For this year's Copa Sudamericana final, which was played by Independiente del Valle (Ecuador) and Sao Pablo (Brazil), the doors were opened so that the Mario Alberto Kempes stadium (Córdoba, Argentina) had more fans in the stands, indicates Luna. Despite the above, a large part of the empty stadium could be seen in the broadcasts.

The Ecuadorian journalist warns that in Guayaquil, free access could not be allowed due to the security problems that the country faces: "Daily, there are between 20 and 30 murders." Ecuadorians' minds are not focused on the event, but on the concerns they face every day: robberies, murders, gang confrontations. This, added to the costs, alienates the local fan base.

South America vs. Europe Most Often

In contrast to the criticism that has arisen with decisions at the club level, the agreement between CONMEBOL and UEFA to include South America in the Nations League from 2024 has not generated as many opinions in the press.

The tournament, which began to be played in 2018, replaced the dates of friendly games to establish greater competitiveness and offer greater economic benefits by broadcasting matches and prizes, since the sale of rights is made for the competition, not for individual matches.

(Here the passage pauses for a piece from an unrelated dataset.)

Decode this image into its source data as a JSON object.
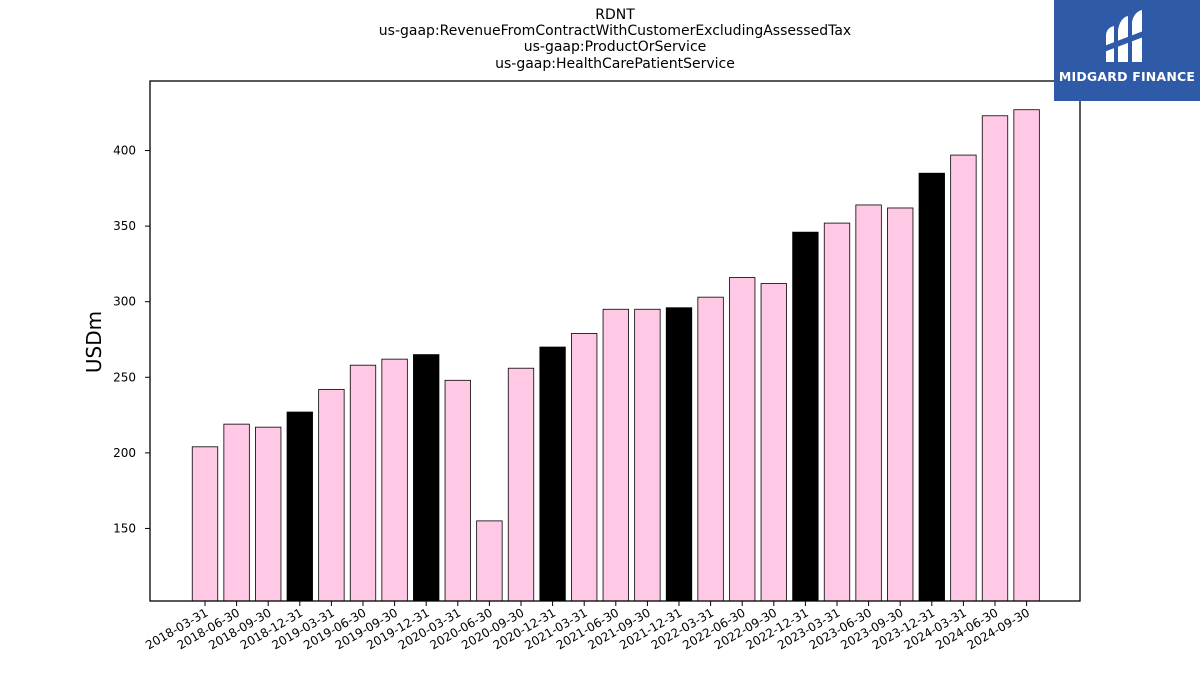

The Nation's League is divided into leagues—A, B, C, and D—with promotion and relegation. Six CONMEBOL countries will enter the A league: Brazil, Argentina. Uruguay, Paraguay, Chile, and Colombia; the other four will do so in league B: Ecuador, Peru, Bolivia and Venezuela, according to UEFA vice president Zbigniew Boniek.

The possibility of playing frequently with high-level teams caught the attention of the Mexican press. Mexico has been a recurring participant in the Copa América and, at the time, in the Copa Libertadores and the Copa Sudamericana. Journalist Uriel Salmerón published last year in 90min a column entitled "The benefits that Mexican soccer would obtain if it participated in the Nations League together with CONMEBOL" where he explained the need to measure himself against Germany, France, Belgium, etc. Obligatory crossings for the A league teams.

Awaiting Results

According to the FIFA ranking and the bookmakers, Brazil and Argentina are among the five most likely teams to win the 2022 World Cup in Qatar. The performance of the other two classified, Ecuador and Uruguay, plus the confirmation of the candidates, will show what So close or far is South America from the European level.

In clubs, on the other hand, the gap seems immovable: since Corinthians in 2012, UEFA has dominated the Club World Cup. Even teams from the Asian Football Confederation and the Confederation of North, Central America and Caribbean Football, Concacaf, have slipped in.

The single-game final does not seem to attract the public of the continent, which continues to remember the distances and costs of travel between South American countries, where there are no connecting train lines and there are 7 billion more kilometers of surface. In the absence of data that unifies the television audience at the South American level, it remains to ask those close to them if they remember the final that Independiente del Valle won or if they are scheduled to enjoy the Libertadores final this weekend.